BEST MODE FOR CARRYING OUT THE INVENTION

Example 1 :

[0027] The raw material components are shown in Table 3.

[XXXX

[0028] In the first step, weigh 10 tons of antimony ore that has been crushed to a particle size of 1 cm or less as shown in Table 3, weigh 250 kg of sodium hypophosphite (2.5% of the weight of the antimony ore), and add 1000 kg. The tap water is dissolved, and then the sodium hypophosphite solution and the antimony ore are mixed uniformly through a mixing mixer.

[0029] In the second step, the above-mentioned antimony ore mixture is gradually added to a coal-fired furnace which is previously passed through an industrial coal having a thickness of 5 cm to 8 cm, and heated to a temperature of 900 ° C or higher, and the thickness of the coal seam is maintained at 50. Cm -70 cm, and cover a layer of living coal above the strontium ore layer, close the furnace door, and blast the large blast to 1000 °C - 1100 °C for constant temperature roasting for 1 h, intermediate process through 2-3 The secondary turning coal seam keeps burning completely. The volatilization process maintains the negative pressure state by adjusting the size of the induced air. It can be observed through a pressure gauge or the furnace door is not fired outside.

[0030] In the third step, after the roasting and volatilization is completed, the temperature is lowered to 500 ° C, and the water is cooled to room temperature, and the weight of the residual weight is 5.83 tons, and the burning rate of the antimony ore is calculated to be 42.10%.

[0031] In the fourth step, the volatile residue was sampled and analyzed, and the grade of the volatile residue was 0.0021 <3⁄4. From this, it is calculated that the volatilization rate of antimony in the antimony ore is 96.30%.

Embodiments of the invention

[0032] Example 2:

The raw material components used are shown in Table 2. [XXXX

[0034] In the first step, weigh 50g of the antimony ore shown in Table 2 into the ash dish; weigh 2.5 g of sodium hypophosphite (5 % of the weight of the antimony ore) that needs to be added, and add it to the small beaker, and Add 25 mL of water to dissolve, then add to the sample and mix with a glass rod, then wash the small beaker and glass rod with 10 mL of water and add to the sample, then put the sample into the oven preheated to 90 °C. After drying for 30 minutes, a large amount of water was evaporated to near dryness.

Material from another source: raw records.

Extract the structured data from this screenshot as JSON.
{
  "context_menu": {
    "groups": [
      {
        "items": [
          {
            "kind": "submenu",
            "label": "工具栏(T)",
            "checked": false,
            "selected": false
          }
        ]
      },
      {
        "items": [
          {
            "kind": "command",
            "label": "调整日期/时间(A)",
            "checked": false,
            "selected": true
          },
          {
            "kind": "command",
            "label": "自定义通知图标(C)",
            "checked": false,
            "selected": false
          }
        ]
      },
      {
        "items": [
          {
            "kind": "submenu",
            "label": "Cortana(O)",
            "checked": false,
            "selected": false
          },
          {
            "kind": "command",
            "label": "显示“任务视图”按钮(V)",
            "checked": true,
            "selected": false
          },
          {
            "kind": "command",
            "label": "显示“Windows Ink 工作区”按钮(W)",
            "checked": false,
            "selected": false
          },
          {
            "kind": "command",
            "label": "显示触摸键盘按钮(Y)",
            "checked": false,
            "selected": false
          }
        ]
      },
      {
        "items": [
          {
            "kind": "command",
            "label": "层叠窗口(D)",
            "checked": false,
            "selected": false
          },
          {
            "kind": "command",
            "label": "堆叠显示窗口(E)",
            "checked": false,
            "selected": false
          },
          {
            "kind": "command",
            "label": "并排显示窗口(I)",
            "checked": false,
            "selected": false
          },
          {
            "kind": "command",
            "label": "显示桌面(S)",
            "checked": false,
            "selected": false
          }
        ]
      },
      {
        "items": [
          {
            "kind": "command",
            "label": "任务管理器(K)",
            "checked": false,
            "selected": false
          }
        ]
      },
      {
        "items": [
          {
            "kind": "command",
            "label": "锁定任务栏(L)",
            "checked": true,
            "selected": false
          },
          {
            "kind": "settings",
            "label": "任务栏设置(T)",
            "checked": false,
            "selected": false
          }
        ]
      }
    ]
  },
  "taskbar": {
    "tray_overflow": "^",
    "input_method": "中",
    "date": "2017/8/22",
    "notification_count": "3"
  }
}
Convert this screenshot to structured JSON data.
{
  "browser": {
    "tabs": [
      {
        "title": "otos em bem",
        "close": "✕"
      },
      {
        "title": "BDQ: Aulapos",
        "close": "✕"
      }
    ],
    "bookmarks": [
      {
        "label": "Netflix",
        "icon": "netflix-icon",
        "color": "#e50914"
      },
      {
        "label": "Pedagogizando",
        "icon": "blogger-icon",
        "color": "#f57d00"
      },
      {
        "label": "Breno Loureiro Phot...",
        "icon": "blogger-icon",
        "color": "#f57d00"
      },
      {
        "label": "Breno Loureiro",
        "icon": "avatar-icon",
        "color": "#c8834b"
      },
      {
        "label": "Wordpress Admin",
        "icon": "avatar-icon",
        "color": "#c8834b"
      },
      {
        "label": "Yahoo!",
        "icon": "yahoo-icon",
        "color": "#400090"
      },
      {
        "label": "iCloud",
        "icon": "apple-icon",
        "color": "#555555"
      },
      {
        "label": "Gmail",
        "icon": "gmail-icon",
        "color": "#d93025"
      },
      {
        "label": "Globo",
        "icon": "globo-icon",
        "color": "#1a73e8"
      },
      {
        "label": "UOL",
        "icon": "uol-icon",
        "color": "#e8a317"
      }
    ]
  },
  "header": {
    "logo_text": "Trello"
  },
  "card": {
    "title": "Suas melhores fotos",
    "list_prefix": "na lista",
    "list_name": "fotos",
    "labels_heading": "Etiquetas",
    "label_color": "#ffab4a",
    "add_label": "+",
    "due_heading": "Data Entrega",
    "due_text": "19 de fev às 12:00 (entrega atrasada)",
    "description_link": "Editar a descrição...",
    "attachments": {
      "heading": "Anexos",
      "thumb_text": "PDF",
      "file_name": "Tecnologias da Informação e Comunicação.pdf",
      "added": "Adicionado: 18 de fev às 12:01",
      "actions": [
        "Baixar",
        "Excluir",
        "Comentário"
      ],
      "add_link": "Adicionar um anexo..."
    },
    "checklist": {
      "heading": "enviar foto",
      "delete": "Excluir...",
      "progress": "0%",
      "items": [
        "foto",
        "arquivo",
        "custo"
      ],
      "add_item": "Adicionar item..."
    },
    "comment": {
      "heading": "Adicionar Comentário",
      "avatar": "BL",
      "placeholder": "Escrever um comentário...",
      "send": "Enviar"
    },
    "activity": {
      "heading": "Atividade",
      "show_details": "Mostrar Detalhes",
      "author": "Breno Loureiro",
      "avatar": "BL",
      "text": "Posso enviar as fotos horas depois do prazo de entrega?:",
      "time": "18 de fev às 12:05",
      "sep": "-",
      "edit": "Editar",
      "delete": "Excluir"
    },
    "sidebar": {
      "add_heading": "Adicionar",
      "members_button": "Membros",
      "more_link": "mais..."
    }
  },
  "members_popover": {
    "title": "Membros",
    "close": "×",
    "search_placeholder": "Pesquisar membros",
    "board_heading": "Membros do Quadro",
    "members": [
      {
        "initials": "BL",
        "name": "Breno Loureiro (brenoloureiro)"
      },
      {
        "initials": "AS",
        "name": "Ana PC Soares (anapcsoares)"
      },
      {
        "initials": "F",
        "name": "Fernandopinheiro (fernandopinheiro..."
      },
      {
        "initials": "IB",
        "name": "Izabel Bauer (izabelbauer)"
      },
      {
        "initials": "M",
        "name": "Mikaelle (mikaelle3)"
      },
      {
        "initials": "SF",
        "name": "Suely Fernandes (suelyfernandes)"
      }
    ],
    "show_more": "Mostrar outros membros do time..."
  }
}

[0035] In the second step, the sample was taken out from the oven and placed in a muffle furnace previously heated to 900 ° C, and then rapidly heated to 1000 ° C for constant-temperature calcination for 1 h.

[0036] In the third step, after the roasting is completed, the temperature is lowered to 500 ° C, the ash dish is taken out and cooled to room temperature, and the volatile residue after sintering is weighed to obtain a weight of 28.7 g, and the burning rate of the antimony ore is calculated to be 42.6. %, and then remove and grind to more than 120 m.

[0037] In the fourth step, a certain amount of volatile residue was taken for analysis, and the grade of the volatile residue was 0.0033%. From this, the volatilization rate of antimony in the antimony ore was calculated to be 95.50

Claims

Claim

[Claim 1] A method for extracting lanthanum by thermal reduction of bismuth ore, characterized in that the specific steps are as follows:

In the first step, take a certain amount of antimony ore that has been broken down to less than lcm, and take the sodium hypophosphite that has been crushed to above 120 mesh, and its weight is 2.5 %-7.5 of the weight of the antimony ore.

%, adding sodium hypophosphite dissolved in water having a weight of 0.1-0.5 times the weight of the antimony ore, and then uniformly mixing with the antimony ore;

In the second step, the uniformly mixed antimony ore is placed in a muffle furnace previously heated to 900 ° C - 1000 ° C or a new bonfire extraction device, and then the furnace door is closed, the air is insulated, the temperature is raised, and the temperature rises. After 1000 °C to 1100 °C, the temperature is 1-2 hours, the calcination is enriched and enriched, and the ruthenium is enriched in the smouldering smoke, and the soot that has entered the dust collection bag is collected to obtain the bismuth concentrate.